Im Verlauf von zwei Genom-weiten Studien (Illumina 27K, 470K) sind zahlreiche differenziell methylierte Genorte identifiziert worden, die als Kandidaten für die Identifizierung der genannten Körperflüssigkeiten infrage kamen. Nach Voruntersuchungen auf der Basis von Bisulfitsequenzierung und SNaPshot-Methode wurden die 10 Methylierungsgenorte mit dem höchsten Differenzierungspotential für die Körperflüssigkeitsanalyse weiter bearbeitet. Als die Methode mit dem höchsten Potential für die praktische forensische Spurenanalyse erwies sich die SNuPE-Analyse. Auf dieser technischen Basis wurden, angepasst an die Sequenzstrukturen der jeweiligen Methylierungsgenorte, verschiedene Verfahren entworfen und etabliert. Dabei handelt es sich um die übliche Primer-Extension Reaktion mit einem Primer, Hybridisierungsverfahren, die gleichzeitig zwei analytische CpGs nachweisen und Kombinationen von mehreren Primer-Extension Reaktionen. Für peripheres Blut, Speichel, Sperma und Vaginalflüssigkeit wurden so jeweils zwei Marker entwickelt, für Menstrualblut und Haut jeweils einer. Die Markerpaare sind z.T. so konzipiert, dass der eine Marker spezifisch auch in Mischungen seine Zielflüssigkeit nachweist und der zweite deren Mischung mit verschiedenen Körperflüssigkeiten anzeigt.

Das hauptsächliche Problem bei der Nutzung von Methylierungsmarkern zur Analyse einer bestimmten biologischen Größe ist der Umstand, dass zahlreiche - auch noch unbekannte - Faktoren den Grad der Methylierung eines CpGs beeinflussen können.

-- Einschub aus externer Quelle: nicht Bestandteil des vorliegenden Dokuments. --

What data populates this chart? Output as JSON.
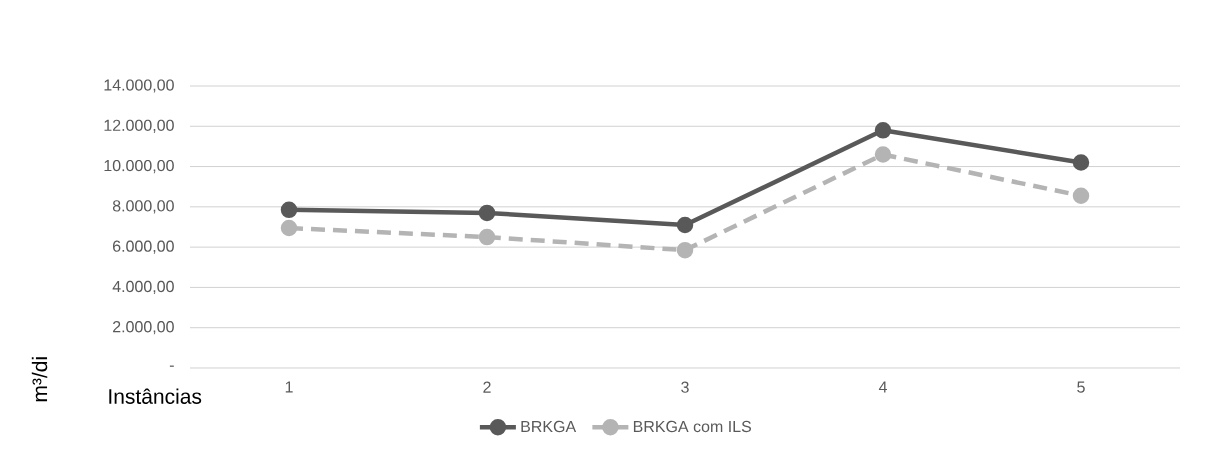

Vor allem, um das Ausmaß solch unbekannter Faktoren einschätzen zu können, wurde für jede Körperflüssigkeit bzw. jede spezifische Markergruppe jeweils eine Validierungsstudie mit 80 bis 100 Proben durchgeführt. Trennschärfe, Sensitivität, Analysierbarkeit aus Mischungen und die Robustheit des Verfahrens gegenüber typisch forensischen Einflüssen wurden in kleineren Studien untersucht. Das SNuPE-Verfahren wurde zusammen mit der Bisulfitsequenzierung in Bezug auf seine quantitative Verlässlichkeit mit zwei NGS-Methoden verglichen (Roche 454, Illumina MiSeq). Während die Bisulfitsequenzierung vor allem bei niedrigen Methylierungsgraden unbefriedigend ist, erwies sich SNuPE als zuverlässig und mit NGS vergleichbar.

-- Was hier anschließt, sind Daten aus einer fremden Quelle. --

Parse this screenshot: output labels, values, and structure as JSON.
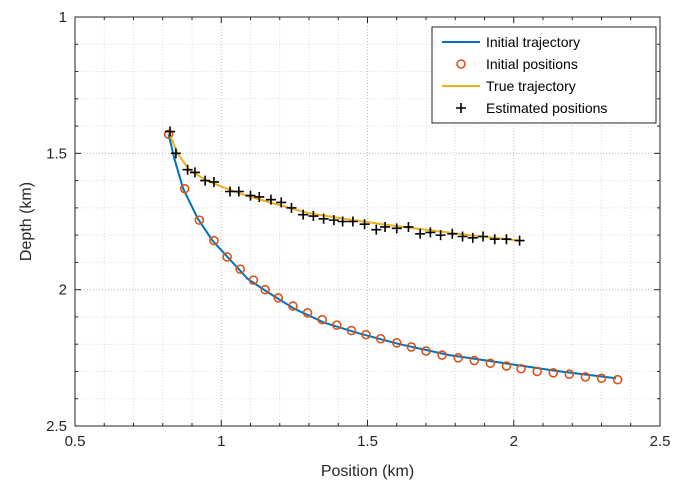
{
  "chart_data": {
    "type": "line",
    "xlabel": "Position (km)",
    "ylabel": "Depth (km)",
    "xlim": [
      0.5,
      2.5
    ],
    "ylim": [
      1,
      2.5
    ],
    "y_reversed": true,
    "xticks": [
      "0.5",
      "1",
      "1.5",
      "2",
      "2.5"
    ],
    "yticks": [
      "1",
      "1.5",
      "2",
      "2.5"
    ],
    "grid": "dotted, major and minor",
    "legend_position": "top-right",
    "series": [
      {
        "name": "Initial trajectory",
        "style": "line",
        "color": "#0072BD",
        "x": [
          0.82,
          0.84,
          0.87,
          0.92,
          0.97,
          1.03,
          1.09,
          1.16,
          1.25,
          1.35,
          1.47,
          1.61,
          1.78,
          1.97,
          2.16,
          2.35
        ],
        "y": [
          1.43,
          1.52,
          1.63,
          1.74,
          1.82,
          1.89,
          1.96,
          2.01,
          2.07,
          2.12,
          2.16,
          2.2,
          2.24,
          2.27,
          2.3,
          2.325
        ]
      },
      {
        "name": "Initial positions",
        "style": "markers-circle",
        "color": "#D95319",
        "x": [
          0.82,
          0.875,
          0.925,
          0.975,
          1.02,
          1.065,
          1.11,
          1.15,
          1.195,
          1.245,
          1.295,
          1.345,
          1.395,
          1.445,
          1.495,
          1.545,
          1.6,
          1.65,
          1.7,
          1.755,
          1.81,
          1.865,
          1.92,
          1.975,
          2.025,
          2.08,
          2.135,
          2.19,
          2.245,
          2.3,
          2.355
        ],
        "y": [
          1.43,
          1.63,
          1.745,
          1.82,
          1.88,
          1.925,
          1.965,
          2.0,
          2.03,
          2.06,
          2.085,
          2.11,
          2.13,
          2.15,
          2.165,
          2.18,
          2.195,
          2.21,
          2.225,
          2.24,
          2.25,
          2.26,
          2.27,
          2.28,
          2.29,
          2.3,
          2.305,
          2.31,
          2.32,
          2.325,
          2.33
        ]
      },
      {
        "name": "True trajectory",
        "style": "line",
        "color": "#EDB120",
        "x": [
          0.82,
          0.85,
          0.89,
          0.95,
          1.02,
          1.1,
          1.2,
          1.3,
          1.42,
          1.55,
          1.7,
          1.85,
          2.02
        ],
        "y": [
          1.42,
          1.5,
          1.56,
          1.6,
          1.63,
          1.66,
          1.69,
          1.72,
          1.74,
          1.76,
          1.78,
          1.8,
          1.82
        ]
      },
      {
        "name": "Estimated positions",
        "style": "markers-plus",
        "color": "#000000",
        "x": [
          0.825,
          0.845,
          0.885,
          0.91,
          0.945,
          0.975,
          1.03,
          1.06,
          1.1,
          1.13,
          1.17,
          1.205,
          1.24,
          1.28,
          1.315,
          1.35,
          1.385,
          1.415,
          1.45,
          1.49,
          1.53,
          1.56,
          1.6,
          1.64,
          1.68,
          1.715,
          1.75,
          1.79,
          1.825,
          1.86,
          1.895,
          1.935,
          1.975,
          2.02
        ],
        "y": [
          1.42,
          1.5,
          1.56,
          1.57,
          1.6,
          1.605,
          1.64,
          1.64,
          1.655,
          1.66,
          1.67,
          1.68,
          1.7,
          1.725,
          1.73,
          1.74,
          1.745,
          1.75,
          1.75,
          1.76,
          1.78,
          1.77,
          1.775,
          1.77,
          1.795,
          1.79,
          1.8,
          1.795,
          1.805,
          1.81,
          1.805,
          1.815,
          1.815,
          1.82
        ]
      }
    ]
  }
}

Seit langem ist der Effekt von Tumoren auf das Methylierungsmuster bekannt. Von hoher prinzipieller Bedeutung war daher die Frage, ob die Markerqualität durch Tumoren beeinträchtigt werden kann. In der Arbeit wurden 12 relativ häufige Tumoren auf diesen Aspekt hin überprüft. Für jeden Marker bzw. seine Zielflüssigkeit wurde ein Tumor, von dem aus eine unmittelbare Einwirkung auf den entsprechenden Methylierungsort denkbar erschien, untersucht - z.B. peripheres Blut und Leukämie. Gleichzeitig wurden jeweils auch die übrigen Marker untersucht. Nicht direkt auf den Marker-Locus der Zielflüssigkeit, wohl aber auf einige der anderen Marker-Loci hatte die Tumorsituation Einfluss. Es wurde eine konservative Abschätzung der durch beliebige Tumorsituationen erzeugten Aussageunsicherheit vorgenommen.

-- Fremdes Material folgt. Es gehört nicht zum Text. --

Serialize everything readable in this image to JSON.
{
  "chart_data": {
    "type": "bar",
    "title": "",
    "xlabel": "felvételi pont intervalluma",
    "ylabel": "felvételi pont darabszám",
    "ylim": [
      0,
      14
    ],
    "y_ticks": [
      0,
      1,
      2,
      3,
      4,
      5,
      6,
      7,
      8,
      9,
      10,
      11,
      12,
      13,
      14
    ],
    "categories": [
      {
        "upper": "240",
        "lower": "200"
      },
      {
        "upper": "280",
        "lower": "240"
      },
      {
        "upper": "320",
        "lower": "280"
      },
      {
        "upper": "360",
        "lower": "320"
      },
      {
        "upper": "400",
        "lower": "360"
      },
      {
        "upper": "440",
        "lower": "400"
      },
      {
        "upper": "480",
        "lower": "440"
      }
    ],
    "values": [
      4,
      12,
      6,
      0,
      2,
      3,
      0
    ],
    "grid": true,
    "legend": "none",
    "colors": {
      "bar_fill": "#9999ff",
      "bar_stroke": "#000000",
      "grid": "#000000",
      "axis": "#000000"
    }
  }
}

Im Prinzip bekannt, aber im Einzelnen schwer einzuschätzen ist der Einfluss von Sequenzvarianten auf den Methylierungsgrad eines einzelnen CpGs oder einer Gruppe davon. In dieser Arbeit konnte nicht für jede einzelne Probe die Frage nach einer solchen Beeinflussung beantwortet werden, aber es wurde ein Konzept entworfen, welches die grundsätzliche Bedeutung eines solchen Phänomens für das hier zur Debatte stehende Projekt klären sollte. 50 Proben von jeder hier untersuchten Körperflüssigkeit wurden gepoolt und per NGS (Illumina Miseq) sequenziert. Es sollte dabei überprüft werden, ob Sequenzvarianten den SNuPE-Test unmittelbar am analytischen CpG beeinflussen, das Hybridisierungsverhalten des SNuPE-Primers stören oder ob solche Sequenzvarianten auf unbekannte Art und Weise den Methylierungsgrad beeinflussen können. Für solche Effekte wurden eindeutige Beispiele gefunden. Einige, nicht in der Bisulfitreaktion umgesetzte Cytosine zeigten erheblichen Einfluss auf den Methylierungsgrad, so dass man spekulieren konnte, dass es sich um Cytosine handelte, die eine Hydroxymethyl - Gruppe enthalten. Diese Cytosine sind in diesem Fall nicht Teil eines CpGs. Solche Derivate scheinen einen Einfluss auf benachbarte Methylierung zu haben. In dieser Arbeit werden damit genetische und wahrscheinlich epigenetische Faktoren, die den Methylierungsgrad beeinflussen, identifiziert.